Perasaan tersebut diungkapkan Prabowo saat menyampaikan pidato dalam acara Building Indonesia's Future Generations Through Nutrition di Sentul International Convention Center (SICC), Bogor, Jawa Barat, Rabu, 3 Juni 2026.
"Saya tidak bisa tutupi bahwa saya dalam keadaan sedih. Karena saya terpaksa mengganti orang-orang yang saya sebenarnya saya sayangi, orang yang saya percaya, orang yang saya berikan tugas untuk negara yang sangat berat," kata Prabowo.

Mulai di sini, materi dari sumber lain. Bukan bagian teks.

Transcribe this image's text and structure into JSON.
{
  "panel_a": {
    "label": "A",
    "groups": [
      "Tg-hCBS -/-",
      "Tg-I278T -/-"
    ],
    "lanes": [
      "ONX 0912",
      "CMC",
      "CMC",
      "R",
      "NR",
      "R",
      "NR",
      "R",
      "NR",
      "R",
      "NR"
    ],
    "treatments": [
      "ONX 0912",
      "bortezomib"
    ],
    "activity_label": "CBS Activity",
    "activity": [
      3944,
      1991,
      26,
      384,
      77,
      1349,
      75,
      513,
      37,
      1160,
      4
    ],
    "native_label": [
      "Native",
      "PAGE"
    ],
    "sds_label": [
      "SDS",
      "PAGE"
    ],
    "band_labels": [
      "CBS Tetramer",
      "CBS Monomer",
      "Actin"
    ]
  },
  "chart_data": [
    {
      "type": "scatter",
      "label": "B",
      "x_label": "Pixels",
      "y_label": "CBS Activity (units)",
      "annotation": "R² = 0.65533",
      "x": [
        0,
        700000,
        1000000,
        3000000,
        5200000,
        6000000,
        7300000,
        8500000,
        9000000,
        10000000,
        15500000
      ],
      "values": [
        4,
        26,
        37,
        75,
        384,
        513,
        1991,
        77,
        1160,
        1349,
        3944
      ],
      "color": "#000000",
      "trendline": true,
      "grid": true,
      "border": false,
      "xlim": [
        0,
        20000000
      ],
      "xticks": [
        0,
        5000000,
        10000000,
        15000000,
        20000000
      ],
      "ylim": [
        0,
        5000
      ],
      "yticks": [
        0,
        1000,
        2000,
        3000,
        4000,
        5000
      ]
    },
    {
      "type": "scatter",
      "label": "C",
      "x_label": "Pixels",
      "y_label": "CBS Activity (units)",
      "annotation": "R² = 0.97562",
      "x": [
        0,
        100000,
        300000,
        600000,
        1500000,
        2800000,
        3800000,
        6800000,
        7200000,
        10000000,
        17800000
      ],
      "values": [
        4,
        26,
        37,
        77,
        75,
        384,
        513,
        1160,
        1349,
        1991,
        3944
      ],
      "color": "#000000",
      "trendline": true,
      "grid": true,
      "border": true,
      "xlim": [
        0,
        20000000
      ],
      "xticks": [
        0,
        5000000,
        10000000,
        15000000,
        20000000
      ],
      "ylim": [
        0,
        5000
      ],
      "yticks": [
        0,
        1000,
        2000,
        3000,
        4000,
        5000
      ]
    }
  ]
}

Meski demikian, Prabowo menegaskan dirinya tidak ingin banyak berkomentar terkait persoalan hukum yang tengah dihadapi ketiga mantan pejabat tersebut. Ia menilai proses penyelidikan yang sedang berjalan harus dihormati dan dijalankan tanpa intervensi.
"Saya tidak mau banyak komentar karena mereka-mereka ini menghadapi masalah penyelidikan hukum. Karena itu saya tidak boleh banyak komentar, nanti seolah saya memengaruhi," ujar Prabowo.
.jpeg)
Eks Kepala BGN Dadan Hindayana ditahan oleh Kejaksaan Agung. Foto: Metrotvnews/Muhammad Iqbal Sidiq.
Menurut Prabowo, keputusan mengganti pimpinan BGN bukanlah langkah yang mudah. Namun, sebagai kepala negara, ia harus memastikan pemerintahan berjalan sesuai prinsip kepentingan rakyat dan menjaga kepercayaan publik.
"Tapi yang jelas, mengganti mereka itu tidak ringan bagi saya," lanjut Prabowo.
Dalam pidato tersebut, Prabowo juga mengenang pesan almarhum ayahnya, ekonom senior Sumitro Djojohadikusumo, yang selalu menjadi pegangan saat menghadapi situasi sulit.
"Saya ingat kata-kata almarhum ayahanda saya, Profesor Sumitro, pernah mengatakan kepada saya, 'Prabowo, kalau satu saat kau dalam keadaan bingung atau keadaan ragu-ragu, ingat berpihaklah selalu kepada rakyatmu'," tutur Prabowo.